Was sagen neben der Politik, den Verbänden und den Experten die Bürgerinnen und Bürger zu den vorgelegten Plänen? Das Deutsche Institut für Vermögensbildung und Alterssicherung (DIVA) und der Deutsche Unternehmensverband Vermögensberatung (DUV) wollten es wissen und befragten 1.000 Personen zwischen 18 und 65 Jahren; durchgeführt wurde die Blitzumfrage Mitte Oktober vom unabhängigen Marktforschungsinstitut INSA-CONSULERE.
Ansparphase: Große Unterschiede bei Sicherheits- und Risikoprofilen
Geht um die Ansparphase bis zum Rentenbeginn, sieht der Referentenentwurf im Vergleich zum bisherigen Riester-Sparen deutlich mehr Freiheiten vor, indem die verpflichtende Bruttobeitragsgarantie um chancen- und damit auch risikoreichere Ansparformen ergänzt wurde.
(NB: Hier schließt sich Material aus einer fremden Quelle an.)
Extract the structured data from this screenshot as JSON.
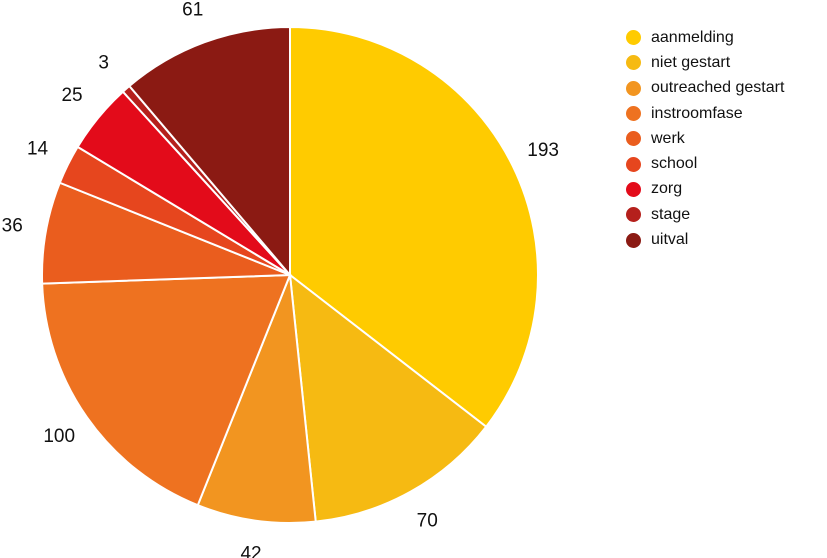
{
  "chart_data": {
    "type": "pie",
    "title": "",
    "legend_position": "right",
    "slices": [
      {
        "label": "aanmelding",
        "value": 193,
        "color": "#FFCB00"
      },
      {
        "label": "niet gestart",
        "value": 70,
        "color": "#F6BA12"
      },
      {
        "label": "outreached gestart",
        "value": 42,
        "color": "#F29520"
      },
      {
        "label": "instroomfase",
        "value": 100,
        "color": "#EE7220"
      },
      {
        "label": "werk",
        "value": 36,
        "color": "#EA5D1E"
      },
      {
        "label": "school",
        "value": 14,
        "color": "#E6461E"
      },
      {
        "label": "zorg",
        "value": 25,
        "color": "#E30B1A"
      },
      {
        "label": "stage",
        "value": 3,
        "color": "#B5201C"
      },
      {
        "label": "uitval",
        "value": 61,
        "color": "#8B1A13"
      }
    ]
  }
}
So soll es zukünftig staatliche Förderung auch für Sparformen mit einer 80%-Beitragsgarantie sowie für solche ganz ohne Garantien, also zum Beispiel für reine Aktienfonds, geben.
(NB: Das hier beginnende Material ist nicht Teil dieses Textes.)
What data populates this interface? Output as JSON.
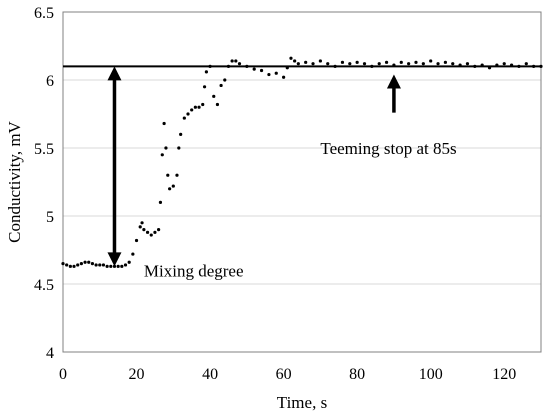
{
  "chart_data": {
    "type": "scatter",
    "title": "",
    "xlabel": "Time, s",
    "ylabel": "Conductivity, mV",
    "xlim": [
      0,
      130
    ],
    "ylim": [
      4,
      6.5
    ],
    "xticks": [
      "0",
      "20",
      "40",
      "60",
      "80",
      "100",
      "120"
    ],
    "yticks": [
      "4",
      "4.5",
      "5",
      "5.5",
      "6",
      "6.5"
    ],
    "grid": "horizontal",
    "legend": "none",
    "reference_line": {
      "y": 6.1
    },
    "annotations": [
      {
        "text": "Mixing degree",
        "x": 22,
        "y": 4.6
      },
      {
        "text": "Teeming stop at 85s",
        "x": 70,
        "y": 5.5
      }
    ],
    "arrows": [
      {
        "type": "double",
        "x": 14,
        "y_from": 4.63,
        "y_to": 6.1
      },
      {
        "type": "up",
        "x": 90,
        "y_from": 5.76,
        "y_to": 6.04
      }
    ],
    "series": [
      {
        "values": [
          [
            0,
            4.65
          ],
          [
            1,
            4.64
          ],
          [
            2,
            4.63
          ],
          [
            3,
            4.63
          ],
          [
            4,
            4.64
          ],
          [
            5,
            4.65
          ],
          [
            6,
            4.66
          ],
          [
            7,
            4.66
          ],
          [
            8,
            4.65
          ],
          [
            9,
            4.64
          ],
          [
            10,
            4.64
          ],
          [
            11,
            4.64
          ],
          [
            12,
            4.63
          ],
          [
            13,
            4.63
          ],
          [
            14,
            4.63
          ],
          [
            15,
            4.63
          ],
          [
            16,
            4.63
          ],
          [
            17,
            4.64
          ],
          [
            18,
            4.66
          ],
          [
            19,
            4.72
          ],
          [
            20,
            4.82
          ],
          [
            21,
            4.92
          ],
          [
            21.5,
            4.95
          ],
          [
            22,
            4.9
          ],
          [
            23,
            4.88
          ],
          [
            24,
            4.86
          ],
          [
            25,
            4.88
          ],
          [
            26,
            4.9
          ],
          [
            26.5,
            5.1
          ],
          [
            27,
            5.45
          ],
          [
            27.5,
            5.68
          ],
          [
            28,
            5.5
          ],
          [
            28.5,
            5.3
          ],
          [
            29,
            5.2
          ],
          [
            30,
            5.22
          ],
          [
            31,
            5.3
          ],
          [
            31.5,
            5.5
          ],
          [
            32,
            5.6
          ],
          [
            33,
            5.72
          ],
          [
            34,
            5.75
          ],
          [
            35,
            5.78
          ],
          [
            36,
            5.8
          ],
          [
            37,
            5.8
          ],
          [
            38,
            5.82
          ],
          [
            38.5,
            5.95
          ],
          [
            39,
            6.06
          ],
          [
            40,
            6.1
          ],
          [
            41,
            5.88
          ],
          [
            42,
            5.82
          ],
          [
            43,
            5.96
          ],
          [
            44,
            6.0
          ],
          [
            45,
            6.1
          ],
          [
            46,
            6.14
          ],
          [
            47,
            6.14
          ],
          [
            48,
            6.12
          ],
          [
            50,
            6.1
          ],
          [
            52,
            6.08
          ],
          [
            54,
            6.07
          ],
          [
            56,
            6.04
          ],
          [
            58,
            6.05
          ],
          [
            60,
            6.02
          ],
          [
            61,
            6.09
          ],
          [
            62,
            6.16
          ],
          [
            63,
            6.14
          ],
          [
            64,
            6.12
          ],
          [
            66,
            6.13
          ],
          [
            68,
            6.12
          ],
          [
            70,
            6.14
          ],
          [
            72,
            6.12
          ],
          [
            74,
            6.1
          ],
          [
            76,
            6.13
          ],
          [
            78,
            6.12
          ],
          [
            80,
            6.13
          ],
          [
            82,
            6.12
          ],
          [
            84,
            6.1
          ],
          [
            86,
            6.12
          ],
          [
            88,
            6.13
          ],
          [
            90,
            6.11
          ],
          [
            92,
            6.13
          ],
          [
            94,
            6.12
          ],
          [
            96,
            6.13
          ],
          [
            98,
            6.12
          ],
          [
            100,
            6.14
          ],
          [
            102,
            6.12
          ],
          [
            104,
            6.13
          ],
          [
            106,
            6.12
          ],
          [
            108,
            6.11
          ],
          [
            110,
            6.12
          ],
          [
            112,
            6.1
          ],
          [
            114,
            6.11
          ],
          [
            116,
            6.09
          ],
          [
            118,
            6.11
          ],
          [
            120,
            6.12
          ],
          [
            122,
            6.11
          ],
          [
            124,
            6.1
          ],
          [
            126,
            6.12
          ],
          [
            128,
            6.1
          ],
          [
            130,
            6.1
          ]
        ]
      }
    ]
  }
}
Die Ergebnisse der Bürgerbefragung zeigen, dass die Regierung mit dieser Flexibilisierung auf dem richtigen Weg ist: 42,6% wollen wie bisher voll auf Sicherheit setzen, würden sich also zulasten von Rendite für die 100-Prozent-Garantie entscheiden. 36,3% präferieren die 80-Prozent-Garantie und 21,1% wären bereit, auf jegliche Garantie zu verzichten. Geht es um das Geschlecht und um das Alter, zeigen sich deutliche Unterschiede: So haben Frauen im Vergleich zu Männern und Befragte ab 50 Jahren im Vergleich zu den Jüngeren eine deutlich stärker ausgeprägte Sicherheitspräferenz, würden also die 100-Prozent-Garantie wählen.
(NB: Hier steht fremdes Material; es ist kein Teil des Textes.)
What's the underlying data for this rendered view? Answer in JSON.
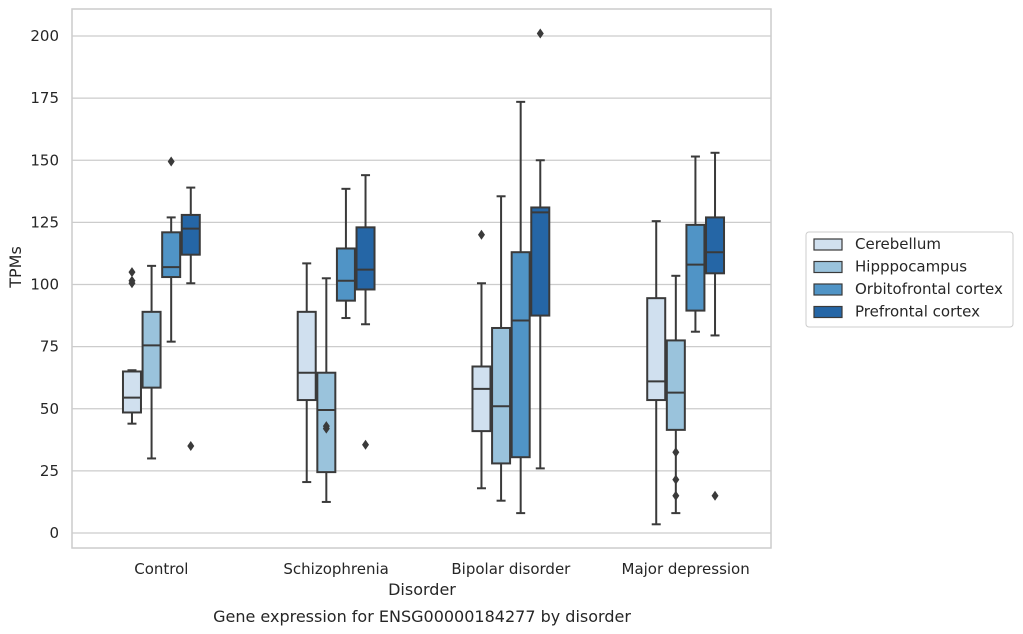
{
  "chart_data": {
    "type": "box",
    "title": "",
    "caption": "Gene expression for ENSG00000184277 by disorder",
    "xlabel": "Disorder",
    "ylabel": "TPMs",
    "ylim": [
      -6,
      211
    ],
    "yticks": [
      0,
      25,
      50,
      75,
      100,
      125,
      150,
      175,
      200
    ],
    "grid": "horizontal",
    "legend_position": "right",
    "categories": [
      "Control",
      "Schizophrenia",
      "Bipolar disorder",
      "Major depression"
    ],
    "series": [
      {
        "name": "Cerebellum",
        "color": "#d0e0ef",
        "boxes": [
          {
            "whislo": 44,
            "q1": 48.5,
            "med": 54.5,
            "q3": 65,
            "whishi": 65.5,
            "fliers": [
              100.5,
              101.5,
              105
            ]
          },
          {
            "whislo": 20.5,
            "q1": 53.5,
            "med": 64.5,
            "q3": 89,
            "whishi": 108.5,
            "fliers": []
          },
          {
            "whislo": 18,
            "q1": 41,
            "med": 58,
            "q3": 67,
            "whishi": 100.5,
            "fliers": [
              120
            ]
          },
          {
            "whislo": 3.5,
            "q1": 53.5,
            "med": 61,
            "q3": 94.5,
            "whishi": 125.5,
            "fliers": []
          }
        ]
      },
      {
        "name": "Hipppocampus",
        "color": "#9ac3dc",
        "boxes": [
          {
            "whislo": 30,
            "q1": 58.5,
            "med": 75.5,
            "q3": 89,
            "whishi": 107.5,
            "fliers": []
          },
          {
            "whislo": 12.5,
            "q1": 24.5,
            "med": 49.5,
            "q3": 64.5,
            "whishi": 102.5,
            "fliers": [
              42,
              43
            ]
          },
          {
            "whislo": 13,
            "q1": 28,
            "med": 51,
            "q3": 82.5,
            "whishi": 135.5,
            "fliers": []
          },
          {
            "whislo": 8,
            "q1": 41.5,
            "med": 56.5,
            "q3": 77.5,
            "whishi": 103.5,
            "fliers": [
              15,
              21.5,
              32.5
            ]
          }
        ]
      },
      {
        "name": "Orbitofrontal cortex",
        "color": "#5094c6",
        "boxes": [
          {
            "whislo": 77,
            "q1": 103,
            "med": 107,
            "q3": 121,
            "whishi": 127,
            "fliers": [
              149.5
            ]
          },
          {
            "whislo": 86.5,
            "q1": 93.5,
            "med": 101.5,
            "q3": 114.5,
            "whishi": 138.5,
            "fliers": []
          },
          {
            "whislo": 8,
            "q1": 30.5,
            "med": 85.5,
            "q3": 113,
            "whishi": 173.5,
            "fliers": []
          },
          {
            "whislo": 81,
            "q1": 89.5,
            "med": 108,
            "q3": 124,
            "whishi": 151.5,
            "fliers": []
          }
        ]
      },
      {
        "name": "Prefrontal cortex",
        "color": "#2566a6",
        "boxes": [
          {
            "whislo": 100.5,
            "q1": 112,
            "med": 122.5,
            "q3": 128,
            "whishi": 139,
            "fliers": [
              35
            ]
          },
          {
            "whislo": 84,
            "q1": 98,
            "med": 106,
            "q3": 123,
            "whishi": 144,
            "fliers": [
              35.5
            ]
          },
          {
            "whislo": 26,
            "q1": 87.5,
            "med": 129,
            "q3": 131,
            "whishi": 150,
            "fliers": [
              201
            ]
          },
          {
            "whislo": 79.5,
            "q1": 104.5,
            "med": 113,
            "q3": 127,
            "whishi": 153,
            "fliers": [
              15
            ]
          }
        ]
      }
    ]
  }
}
"Es ist rundum zu begrüßen, dass die Politik mit der Aufweichung der Bruttobeitragsgarantie endlich die staatliche geförderte private Altersvorsorge aus dem viel zu engen Korsett der Zinsabhängigkeit in die Kapitalmärkte entlassen will. Über 10 Jahre Niedrigzins sind der Hauptgrund dafür, dass das Riester-Sparen nicht mehr funktionieren konnte. Jetzt sollen die Bürger selbst wählen können, und das ist gut so. Denn wie die Ergebnisse zeigen, sind die Präferenzen für Sicherheit, Risiko und Rendite bei den Menschen höchst unterschiedlich. Warum also sollte der Staat alle in eine festgelegte Sparform hineinzwingen, die sich darüber hinaus auch noch als viel zu zinsabhängig herauskristallisiert hat?", meint Prof. Dr. Michael Heuser, Wissenschaftlicher Direktor des DIVA.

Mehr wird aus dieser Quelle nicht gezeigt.